Select the number of shares each shareholder will have.

  • The minimum share capital of a GmbH is €35,000
  • Only €17,500 of the total share capital must be paid up before registration.
  • There are no share certificates in an Austrian company.
  • Valid transfer of the ownership of shares is only possible by means of an assignment before a notary.

3) Select Directors

Decide who will be the directors of your company.

  • Directors may be of any nationality and may reside anywhere.
  • Only one director is required. Although there may be several.
  • Directors can be residents or non-resident.

4) Select Shareholders

Select who will be the shareholders of your company.

  • Shareholders may be of any nationality and may reside anywhere
  • Only one shareholder is required. This can be the same person as the director.
  • Shareholders can be residents or non-resident
  • Corporate shareholders are allowed.

5) Select a Registered Office

A Austrian registered office address is required for your company.

Features of a Austrian GmbH

  • An Austrian company is legally exempt from dividends tax received from a foreign subsidiary. Austria levies no withholding tax on dividends paid to the foreign parent.
  • As a member of the European Union (EU), Austria is governed by the provisions of the EU's Parent-Subsidiary directive.
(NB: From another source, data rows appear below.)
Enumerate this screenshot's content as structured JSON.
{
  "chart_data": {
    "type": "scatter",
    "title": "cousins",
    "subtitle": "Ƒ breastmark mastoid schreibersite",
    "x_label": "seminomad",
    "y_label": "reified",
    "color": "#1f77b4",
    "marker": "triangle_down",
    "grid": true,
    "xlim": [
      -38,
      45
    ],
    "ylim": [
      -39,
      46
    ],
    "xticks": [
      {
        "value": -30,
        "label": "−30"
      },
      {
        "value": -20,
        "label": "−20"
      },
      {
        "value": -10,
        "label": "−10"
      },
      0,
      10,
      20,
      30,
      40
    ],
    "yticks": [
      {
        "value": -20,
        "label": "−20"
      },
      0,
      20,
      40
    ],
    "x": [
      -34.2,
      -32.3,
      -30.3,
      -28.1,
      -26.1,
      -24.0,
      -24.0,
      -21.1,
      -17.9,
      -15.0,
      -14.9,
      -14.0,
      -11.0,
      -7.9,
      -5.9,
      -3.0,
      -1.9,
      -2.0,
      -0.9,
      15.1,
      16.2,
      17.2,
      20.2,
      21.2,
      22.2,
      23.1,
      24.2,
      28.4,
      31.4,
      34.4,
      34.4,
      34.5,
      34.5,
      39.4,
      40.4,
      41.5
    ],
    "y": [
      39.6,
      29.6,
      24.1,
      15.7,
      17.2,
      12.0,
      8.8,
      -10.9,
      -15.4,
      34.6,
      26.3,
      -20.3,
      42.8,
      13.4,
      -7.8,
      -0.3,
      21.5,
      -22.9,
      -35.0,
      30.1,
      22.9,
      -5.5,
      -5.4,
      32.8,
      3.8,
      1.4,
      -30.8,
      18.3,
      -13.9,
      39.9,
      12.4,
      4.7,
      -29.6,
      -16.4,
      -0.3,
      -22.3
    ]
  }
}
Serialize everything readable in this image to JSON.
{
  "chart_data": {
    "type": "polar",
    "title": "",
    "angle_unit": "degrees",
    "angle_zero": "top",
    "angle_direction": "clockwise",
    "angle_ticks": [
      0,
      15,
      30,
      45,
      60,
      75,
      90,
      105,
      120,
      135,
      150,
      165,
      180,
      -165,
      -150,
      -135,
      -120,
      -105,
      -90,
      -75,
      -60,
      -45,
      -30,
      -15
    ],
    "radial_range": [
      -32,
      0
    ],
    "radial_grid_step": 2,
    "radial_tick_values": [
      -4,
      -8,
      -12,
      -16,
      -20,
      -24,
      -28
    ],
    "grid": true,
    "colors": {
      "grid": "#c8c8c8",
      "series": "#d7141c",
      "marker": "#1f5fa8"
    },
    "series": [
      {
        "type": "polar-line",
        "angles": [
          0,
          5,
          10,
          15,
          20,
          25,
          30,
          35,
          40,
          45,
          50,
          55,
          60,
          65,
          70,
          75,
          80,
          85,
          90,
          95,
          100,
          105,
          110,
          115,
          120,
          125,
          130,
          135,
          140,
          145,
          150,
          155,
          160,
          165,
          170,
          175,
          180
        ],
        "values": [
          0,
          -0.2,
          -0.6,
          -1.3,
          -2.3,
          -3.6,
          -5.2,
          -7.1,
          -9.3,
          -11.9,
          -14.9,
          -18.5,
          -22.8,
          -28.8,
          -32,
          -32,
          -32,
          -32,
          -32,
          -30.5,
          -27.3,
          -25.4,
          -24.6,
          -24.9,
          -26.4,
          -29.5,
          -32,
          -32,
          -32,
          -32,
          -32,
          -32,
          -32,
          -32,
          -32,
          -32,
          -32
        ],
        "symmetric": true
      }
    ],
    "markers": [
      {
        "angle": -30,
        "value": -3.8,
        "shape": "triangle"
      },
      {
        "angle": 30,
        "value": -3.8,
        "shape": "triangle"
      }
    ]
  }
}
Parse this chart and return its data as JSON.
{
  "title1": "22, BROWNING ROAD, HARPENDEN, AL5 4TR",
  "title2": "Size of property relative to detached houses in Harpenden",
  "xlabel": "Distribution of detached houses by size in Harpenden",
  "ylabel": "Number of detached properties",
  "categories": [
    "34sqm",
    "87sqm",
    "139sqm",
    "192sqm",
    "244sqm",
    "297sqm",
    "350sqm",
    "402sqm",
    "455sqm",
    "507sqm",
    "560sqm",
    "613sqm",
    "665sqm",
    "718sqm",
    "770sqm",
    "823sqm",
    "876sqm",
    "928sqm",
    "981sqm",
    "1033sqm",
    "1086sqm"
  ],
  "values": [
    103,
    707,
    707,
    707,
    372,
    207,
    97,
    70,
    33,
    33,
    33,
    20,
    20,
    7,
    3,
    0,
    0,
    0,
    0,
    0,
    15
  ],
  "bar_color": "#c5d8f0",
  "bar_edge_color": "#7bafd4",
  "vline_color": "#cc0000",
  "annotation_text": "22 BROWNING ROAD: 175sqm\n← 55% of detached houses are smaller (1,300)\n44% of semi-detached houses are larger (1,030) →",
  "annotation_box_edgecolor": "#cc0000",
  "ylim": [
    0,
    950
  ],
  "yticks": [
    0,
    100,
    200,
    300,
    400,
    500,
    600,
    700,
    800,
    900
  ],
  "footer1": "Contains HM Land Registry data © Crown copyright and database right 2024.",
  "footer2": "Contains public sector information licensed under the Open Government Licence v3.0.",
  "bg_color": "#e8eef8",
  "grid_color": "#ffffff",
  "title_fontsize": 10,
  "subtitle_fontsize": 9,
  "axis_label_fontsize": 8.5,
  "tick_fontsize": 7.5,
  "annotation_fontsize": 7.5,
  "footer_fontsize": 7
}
Thus, an Austrian holding company which holds at least 25% of the shares of an EU subsidiary can receive dividends from the subsidiary free of withholding tax.
  • An Austrian company can access a large network of double taxation treaties Austria has signed with major trading nations around the world.
  • A minimum of one director and one shareholder is required for Austria company formation. The shareholder and director can be the same person, and need not be resident in Austria. Corporate shareholders are permitted with Austria company formation.
  • It is easy to open global corporate bank accounts to support your Austrian company formation.
  • Austria is regarded as one the world’s most competitive economy. It has excellent business advantages including its economic performance, government efficiency, business efficiency and infrastructure.
  • A GmbH pays corporate profits tax of 25% on all income. In addition financial statements must be submitted to the Austrian Chamber of Commerce.
  • A Austrian company formation requires a minimum share capital of €35,000, of which at least half, €17,500, must be paid up in cash.
  • A register containing directors and shareholders details is available for public viewing.